Shallow vs Deep Copy

There are two types of copy operations in Python: shallow copy and deep copy. Generally speaking,

  • Shallow copy creates a reference of objects to the original memory and it reflects changes made to the new copied object in the original object. It is faster.
  • Deep copy copies the memory of objects and hence the object values. It does not reflect changes made to the new copied object in the original object and is comparatively slower.

Shallow copy and deep copy can be called by the copy module. For example,

import copy
copy.copy(x)        # return a shallow copy of x
copy.deepcopy(x)    # return a deep copy of x

Built-In Copy and Assignment

Unless necessary, the most used copy operation is shallow copy. However, it is a bit cumbersome to call the copy module for copy operations every time. We can object built-in functions to perform shallow copy operations. Before that, we need to know what are mutable and immutable objects.

  • Mutable objects are thoes that can be changed after they are created. e.g., lists, dictionaries, class objects.
  • Immutable objects are thoes that cannot be changed after they are created. e.g., strings, integers, floats, tuples.

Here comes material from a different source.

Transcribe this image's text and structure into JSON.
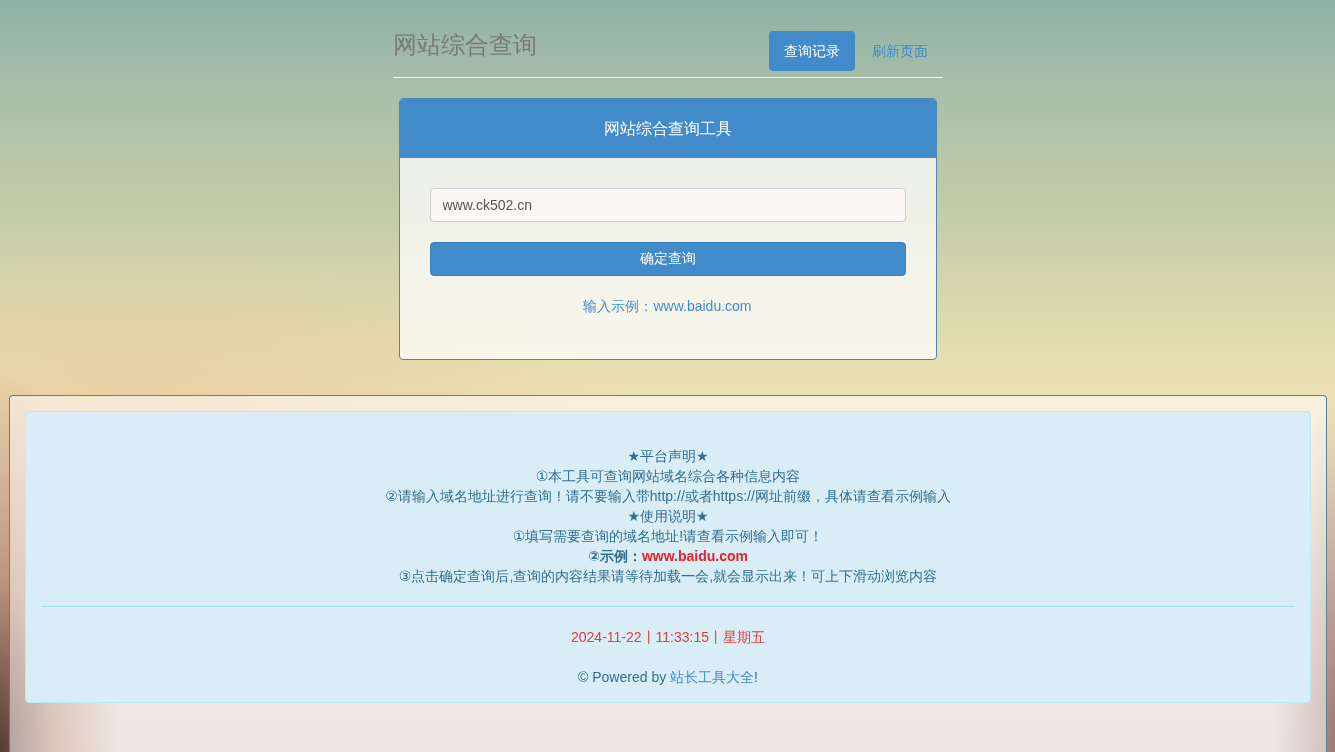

To better understand copy operations, we see the following example. The same works for dictionaries.

a = [1, [2,3], 'a']
b = a.copy()
c = copy.deepcopy(a)
b[0] = 0
b[1][0] = 0
print(a)    # a = [1, [0,3], 'a']
print(b)    # b = [0, [0,3], 'a']
print(c)    # c = [1, [2,3], 'a']

The built-in copy function makes a shallow copy of the list a and obtain a a new list with references to the same elements that were in the original list. Note that the elements of a were not copied. However, integers are immutable. Therefor, even though we change b[0] = 1, a[0] does not change because it is an integer. However, b[1] is a list which is mutable. Therefore, if we change b[1][0], the same change reflects in a. A deep copy c does not have this issue since a and c have different memory locations. An execellent explanation can be found in this discussion.

The asignment operator = also seems to perform a “copy”. In fact, it creates a reference to the old object, which is not a copy. For example,

a = 1
b = a
b = 2
print(a, b)     # a = 1, b = 2	
a = [1, 2, 3]
b = a
b[0] = 0
print(a, b)     # a = [0,2,3], b = [0, 2, 3]

In the first example, since a is an integer and immutable, changing b does not affect a. In the second example, since a is a list and mutable, the changes in b reflects in a.

We refer to the post Python: Assignment vs Shallow Copy vs Deep Copy for more detailed information.

Numpy Copy

For numpy arrays, the built-in np.copy() performs a shallow copy. The copy rule is similar as copying a list with all integers.

a = np.array([1, 2, 3])
b = np.copy(a)
b[0] = 0
print(a, b)     # a = [1,2,3], b = [0,2,3]

For object arrays, they are similar to nested lists. Any modifications to the nested mutable objects will reflects to the original objects.

a = np.array([1, [2,3], 'a'], dtype=object)
b = a.copy()
b[0] = 0
b[1][0] = 0	
print(a, b)     # a = [1, [0,3], 'a'], b = [0, [0,3], 'a']